The benefits go on. Working parents can have better opportunities to care for children at home in some cases – a benefit that has so many positives they can’t all fit into one news article: quality of life for parents and children, no day care, no commute to and from day care, no picking up sick children from day care (which office workers still usually have to do when they receive that call,) less sickness at the office because parents of sick children in day care don’t bring the sickness to the office, no daycare expense (which can take a very large chunk out of a paycheck.)

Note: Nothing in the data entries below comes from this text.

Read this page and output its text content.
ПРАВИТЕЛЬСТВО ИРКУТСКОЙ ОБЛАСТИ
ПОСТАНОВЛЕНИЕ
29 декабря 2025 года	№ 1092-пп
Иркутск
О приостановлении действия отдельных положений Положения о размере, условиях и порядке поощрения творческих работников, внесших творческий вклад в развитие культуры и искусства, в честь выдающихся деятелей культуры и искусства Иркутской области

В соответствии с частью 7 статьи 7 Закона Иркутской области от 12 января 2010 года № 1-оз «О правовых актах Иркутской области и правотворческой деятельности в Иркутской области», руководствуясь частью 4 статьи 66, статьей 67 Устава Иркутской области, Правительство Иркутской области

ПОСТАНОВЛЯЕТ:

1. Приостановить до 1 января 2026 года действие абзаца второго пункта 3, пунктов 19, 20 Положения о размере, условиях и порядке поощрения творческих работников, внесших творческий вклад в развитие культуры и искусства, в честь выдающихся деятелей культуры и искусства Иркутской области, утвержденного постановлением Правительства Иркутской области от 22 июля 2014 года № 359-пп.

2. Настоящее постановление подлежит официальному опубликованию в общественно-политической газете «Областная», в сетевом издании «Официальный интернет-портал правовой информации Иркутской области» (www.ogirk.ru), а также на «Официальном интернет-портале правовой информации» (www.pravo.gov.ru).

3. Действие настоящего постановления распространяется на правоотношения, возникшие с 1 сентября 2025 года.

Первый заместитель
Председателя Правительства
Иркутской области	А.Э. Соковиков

But never mind all these pipe dream scenarios and benefits. Blackstone CEO Stephen Schwarzman has struck his gavel. No matter what we tell you, we really don’t work as hard from home. We need to be at the office with someone standing over us throughout the day, so we don’t cheat the boss like we do when left to work on our own. It will probably help to if they issue us ankle bracelets so they can make sure we are going to bed on time and track other important things such as whether our personal lives are not up to corporate standards and could hinder our ability to sweat harder at our work desks.
Some people dedicate almost their entire waking hours to their employer and working at the office and slip in a few vacations and eat out a lot at very nice restaurants because they are making good money working all the time. Other people also work hard – from home – and cherish the increased quality of life and extra “me” hours on this planet. Your employer may decide which life you will live.